In New Zealand every person of the age of twenty-one years or upwards who has resided for one year in the colony and in the electoral district for which he or she claims to vote during the three months immediately preceding the registration of his or her vote, shall be entitled to have his or her name, as the case may be, placed upon the electoral roll. No man or woman is allowed more than one vote, plural voting having been abolished in the year 1889. The franchise was extended to seamen in the year 1890 by the issue of electors' rights which enable the elector to record his vote for the place where he received the elector's right in whatever part of the colony he may happen to be at the time of an election. Any master refusing to allow a person holding an elector's right to go ashore and record his vote is liable to a month's imprisonment.
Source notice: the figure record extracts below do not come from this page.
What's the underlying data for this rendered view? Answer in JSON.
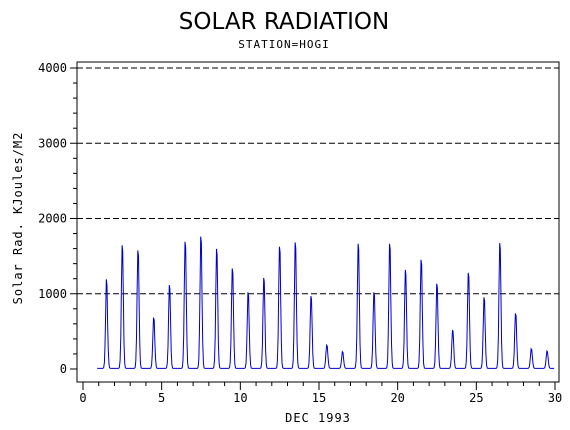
{
  "chart_data": {
    "type": "line",
    "title": "SOLAR RADIATION",
    "subtitle": "STATION=HOGI",
    "xlabel": "DEC 1993",
    "ylabel": "Solar Rad. KJoules/M2",
    "xlim": [
      0,
      30
    ],
    "ylim": [
      0,
      4000
    ],
    "x_ticks": [
      0,
      5,
      10,
      15,
      20,
      25,
      30
    ],
    "y_ticks": [
      0,
      1000,
      2000,
      3000,
      4000
    ],
    "y_gridlines": [
      1000,
      2000,
      3000,
      4000
    ],
    "grid_style": "dashed horizontal",
    "series_color": "#0000cc",
    "daily_peaks": [
      {
        "day": 1,
        "peak": 1230,
        "mid": 1150
      },
      {
        "day": 2,
        "peak": 1700
      },
      {
        "day": 3,
        "peak": 1630
      },
      {
        "day": 4,
        "peak": 700
      },
      {
        "day": 5,
        "peak": 1150
      },
      {
        "day": 6,
        "peak": 1750
      },
      {
        "day": 7,
        "peak": 1820
      },
      {
        "day": 8,
        "peak": 1650
      },
      {
        "day": 9,
        "peak": 1380
      },
      {
        "day": 10,
        "peak": 1050
      },
      {
        "day": 11,
        "peak": 1250
      },
      {
        "day": 12,
        "peak": 1680
      },
      {
        "day": 13,
        "peak": 1740
      },
      {
        "day": 14,
        "peak": 1000
      },
      {
        "day": 15,
        "peak": 320
      },
      {
        "day": 16,
        "peak": 230
      },
      {
        "day": 17,
        "peak": 1720
      },
      {
        "day": 18,
        "peak": 1050
      },
      {
        "day": 19,
        "peak": 1720
      },
      {
        "day": 20,
        "peak": 1360
      },
      {
        "day": 21,
        "peak": 1500
      },
      {
        "day": 22,
        "peak": 1170
      },
      {
        "day": 23,
        "peak": 530
      },
      {
        "day": 24,
        "peak": 1320
      },
      {
        "day": 25,
        "peak": 980
      },
      {
        "day": 26,
        "peak": 1730
      },
      {
        "day": 27,
        "peak": 760
      },
      {
        "day": 28,
        "peak": 270
      },
      {
        "day": 29,
        "peak": 240
      }
    ]
  }
}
According to clause 14 of the New Zealand Electoral Act of 1893 whenever any person whose name is on the roll of any district in respect of a residential qualification has removed there from and has resided in another district for ONE MONTH he may have his name transferred on to the electoral roll in respect of a residential qualification in the district to which he has removed if he shall deliver or send BY POST to the registrar thereof a claim or declaration attested by a registrar or deputy registrar or J.P., or postmaster or AN ELECTOR OF THE DISTRICT. Part 3 of the New Zealand Electoral Law amended the Act of 1890 (which provides that seamen may take out elector's rights) by extending the same right to commercial travellers, while a later amending Act, assented to October 6, 1893, extends to shearers the same right as is extended to commercial travellers who vote at the post officers, provision being made that while a seaman's right lasts so long as his name is on the electoral roll, in the case of commercial travellers and shearers the right has to be renewed at the end of every fourth month from the date of issue. ( the act “shearers” means and includes every person who, during the season of the year for shearing sheep in any locality is employed by any owners of sheep in such locality for shearing his sheep.)

* * *

Queensland's Premier did a good turn for the bush workers when he told the Longreach deputation he had no sympathy with them. Thus he kept strictly to the lines of his late chief McIlwraith who was an open enemy. Far better to have an antagonist who cannot conceal his contempt and bitter pride than a two-faced politician who would promise to do the best he could while in his heart he meditated the worst. Time and truth can conquer the former; time and truth seem powerless against the latter, for the two-faced politician with smiling face and fair words deceives the poor workers into carrying him shoulder high when the open enemy would be deposited in the political gutter.